Let \(p := Inf_{\mathbb{R}} (S)\).
Step 2:
Let us see that \(r_1 \le p\).
Let us suppose that \(p \lt r_1\).
\(p \lt p + (r_1 - p) / 2 \lt r_1\).
For each \(s \in S\), \(p + (r_1 - p) / 2 \lt r_1 \le s\).

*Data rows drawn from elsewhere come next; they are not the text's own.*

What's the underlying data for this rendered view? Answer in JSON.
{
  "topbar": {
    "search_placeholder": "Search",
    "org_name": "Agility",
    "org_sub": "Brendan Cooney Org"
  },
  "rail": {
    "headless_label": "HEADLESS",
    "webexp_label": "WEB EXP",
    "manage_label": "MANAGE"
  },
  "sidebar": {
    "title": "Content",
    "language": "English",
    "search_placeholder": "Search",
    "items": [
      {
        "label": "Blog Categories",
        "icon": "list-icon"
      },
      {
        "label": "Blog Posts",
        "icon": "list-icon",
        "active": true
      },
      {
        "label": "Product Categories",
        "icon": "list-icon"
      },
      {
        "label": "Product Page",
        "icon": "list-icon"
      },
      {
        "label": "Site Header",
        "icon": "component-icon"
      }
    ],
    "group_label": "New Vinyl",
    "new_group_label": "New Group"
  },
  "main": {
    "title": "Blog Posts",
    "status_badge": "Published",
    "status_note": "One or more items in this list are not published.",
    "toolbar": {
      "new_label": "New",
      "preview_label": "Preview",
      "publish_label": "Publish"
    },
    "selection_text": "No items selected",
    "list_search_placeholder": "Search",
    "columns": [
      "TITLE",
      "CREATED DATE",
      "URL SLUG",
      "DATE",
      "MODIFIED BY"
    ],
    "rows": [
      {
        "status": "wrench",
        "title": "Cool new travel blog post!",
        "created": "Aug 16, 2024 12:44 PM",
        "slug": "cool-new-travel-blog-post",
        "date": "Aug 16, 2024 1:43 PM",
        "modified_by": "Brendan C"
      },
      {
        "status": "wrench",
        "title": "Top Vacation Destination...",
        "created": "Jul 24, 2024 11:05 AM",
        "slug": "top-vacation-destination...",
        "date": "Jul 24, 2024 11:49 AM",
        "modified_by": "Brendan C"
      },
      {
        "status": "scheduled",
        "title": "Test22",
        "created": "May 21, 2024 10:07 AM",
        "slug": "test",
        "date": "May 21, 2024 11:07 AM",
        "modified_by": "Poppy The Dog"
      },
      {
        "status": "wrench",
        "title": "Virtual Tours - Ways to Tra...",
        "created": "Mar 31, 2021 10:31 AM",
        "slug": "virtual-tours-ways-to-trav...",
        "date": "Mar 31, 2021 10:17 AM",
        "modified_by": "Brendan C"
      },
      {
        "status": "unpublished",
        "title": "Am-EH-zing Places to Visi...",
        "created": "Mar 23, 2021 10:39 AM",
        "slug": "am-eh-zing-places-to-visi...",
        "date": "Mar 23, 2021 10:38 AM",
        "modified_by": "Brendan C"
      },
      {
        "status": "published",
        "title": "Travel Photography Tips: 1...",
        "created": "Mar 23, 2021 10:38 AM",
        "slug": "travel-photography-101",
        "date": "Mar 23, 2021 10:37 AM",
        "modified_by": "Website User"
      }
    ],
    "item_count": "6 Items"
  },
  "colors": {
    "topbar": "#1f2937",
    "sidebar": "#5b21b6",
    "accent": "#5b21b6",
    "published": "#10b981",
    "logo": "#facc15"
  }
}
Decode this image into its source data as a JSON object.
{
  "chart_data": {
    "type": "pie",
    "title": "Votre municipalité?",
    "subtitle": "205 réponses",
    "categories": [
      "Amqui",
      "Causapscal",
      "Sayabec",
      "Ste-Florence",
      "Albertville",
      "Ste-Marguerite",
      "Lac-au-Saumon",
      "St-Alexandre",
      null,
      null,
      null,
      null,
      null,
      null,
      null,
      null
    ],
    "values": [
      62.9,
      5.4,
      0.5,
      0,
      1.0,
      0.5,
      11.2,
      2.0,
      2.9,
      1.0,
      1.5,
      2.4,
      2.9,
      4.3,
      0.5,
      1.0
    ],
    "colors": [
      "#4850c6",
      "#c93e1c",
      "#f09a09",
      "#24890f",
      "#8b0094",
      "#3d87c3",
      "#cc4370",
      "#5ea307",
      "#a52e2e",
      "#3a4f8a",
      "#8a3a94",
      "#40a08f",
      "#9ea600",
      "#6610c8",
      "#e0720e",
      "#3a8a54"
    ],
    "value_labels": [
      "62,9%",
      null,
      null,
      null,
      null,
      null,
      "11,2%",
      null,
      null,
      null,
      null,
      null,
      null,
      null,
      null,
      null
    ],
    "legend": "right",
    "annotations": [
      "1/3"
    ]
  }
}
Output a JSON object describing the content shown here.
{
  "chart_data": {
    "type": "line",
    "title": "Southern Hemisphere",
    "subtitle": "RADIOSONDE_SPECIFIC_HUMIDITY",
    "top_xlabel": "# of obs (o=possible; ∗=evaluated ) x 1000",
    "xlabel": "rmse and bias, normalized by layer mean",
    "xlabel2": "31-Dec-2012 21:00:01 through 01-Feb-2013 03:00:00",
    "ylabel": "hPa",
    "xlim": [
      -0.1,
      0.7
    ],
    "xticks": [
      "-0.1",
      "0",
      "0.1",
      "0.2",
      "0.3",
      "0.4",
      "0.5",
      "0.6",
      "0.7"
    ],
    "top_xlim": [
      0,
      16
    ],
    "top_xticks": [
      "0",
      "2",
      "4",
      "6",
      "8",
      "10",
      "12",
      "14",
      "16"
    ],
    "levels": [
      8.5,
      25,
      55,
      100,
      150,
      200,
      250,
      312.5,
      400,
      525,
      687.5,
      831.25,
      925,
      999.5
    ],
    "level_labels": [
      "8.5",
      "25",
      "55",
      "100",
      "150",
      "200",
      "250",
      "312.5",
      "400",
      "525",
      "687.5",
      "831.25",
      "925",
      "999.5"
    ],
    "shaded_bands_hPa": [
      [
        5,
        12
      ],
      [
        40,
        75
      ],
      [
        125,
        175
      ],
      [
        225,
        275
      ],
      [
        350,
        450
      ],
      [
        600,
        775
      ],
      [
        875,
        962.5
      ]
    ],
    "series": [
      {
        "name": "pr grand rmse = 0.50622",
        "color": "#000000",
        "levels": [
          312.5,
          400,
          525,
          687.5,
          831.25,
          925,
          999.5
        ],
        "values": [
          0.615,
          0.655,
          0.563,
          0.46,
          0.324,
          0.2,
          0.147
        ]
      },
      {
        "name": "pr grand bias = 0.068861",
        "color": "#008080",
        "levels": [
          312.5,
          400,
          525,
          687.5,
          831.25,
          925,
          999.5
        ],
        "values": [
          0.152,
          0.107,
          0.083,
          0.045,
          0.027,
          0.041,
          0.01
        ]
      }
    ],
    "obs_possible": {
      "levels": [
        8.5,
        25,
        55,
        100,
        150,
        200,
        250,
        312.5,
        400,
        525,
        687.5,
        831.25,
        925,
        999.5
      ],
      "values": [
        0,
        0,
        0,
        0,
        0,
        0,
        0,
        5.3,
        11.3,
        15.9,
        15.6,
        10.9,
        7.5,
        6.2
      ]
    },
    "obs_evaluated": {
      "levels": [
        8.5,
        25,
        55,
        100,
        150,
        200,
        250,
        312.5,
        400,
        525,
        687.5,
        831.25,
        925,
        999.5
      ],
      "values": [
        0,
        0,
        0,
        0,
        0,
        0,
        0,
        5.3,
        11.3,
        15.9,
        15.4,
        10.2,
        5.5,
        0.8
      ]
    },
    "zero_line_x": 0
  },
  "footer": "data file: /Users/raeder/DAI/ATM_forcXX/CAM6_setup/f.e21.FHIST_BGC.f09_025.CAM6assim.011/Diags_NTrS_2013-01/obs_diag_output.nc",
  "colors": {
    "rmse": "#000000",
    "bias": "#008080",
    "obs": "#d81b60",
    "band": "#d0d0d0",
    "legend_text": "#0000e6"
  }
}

So, \(p + (r_1 - p) / 2 \in Lb_{\mathbb{R}} (S)\), where \(Lb_{\mathbb{R}} (S)\) would be the set of the lower bounds of \(S\) on \(\mathbb{R}\), a contradiction against that \(p\) was the maximum of \(Lb_{\mathbb{R}} (S)\).
So, \(r_1 \le p\).
Step 3:
For any \(s \in S \subseteq J\), \(r_1 \le p \le s\), which implies that \(p \in J\), because \(J\) is an interval.
For each \(s \in S\), \(p \le s\), which means that \(p \in Lb_J (S)\).
If \(p\) was not the maximum of \(Lb_J (S)\), there would be a \(u \in Lb_J (S)\) such that \(u \le p\) did not hold, but \(u \in Lb_{\mathbb{R}} (S)\), a contradiction against that \(p\) was the maximum of \(Lb_{\mathbb{R}} (S)\), so, \(p\) is the maximum of \(Lb_J (S)\).
That means that \(p = Inf_J (S)\).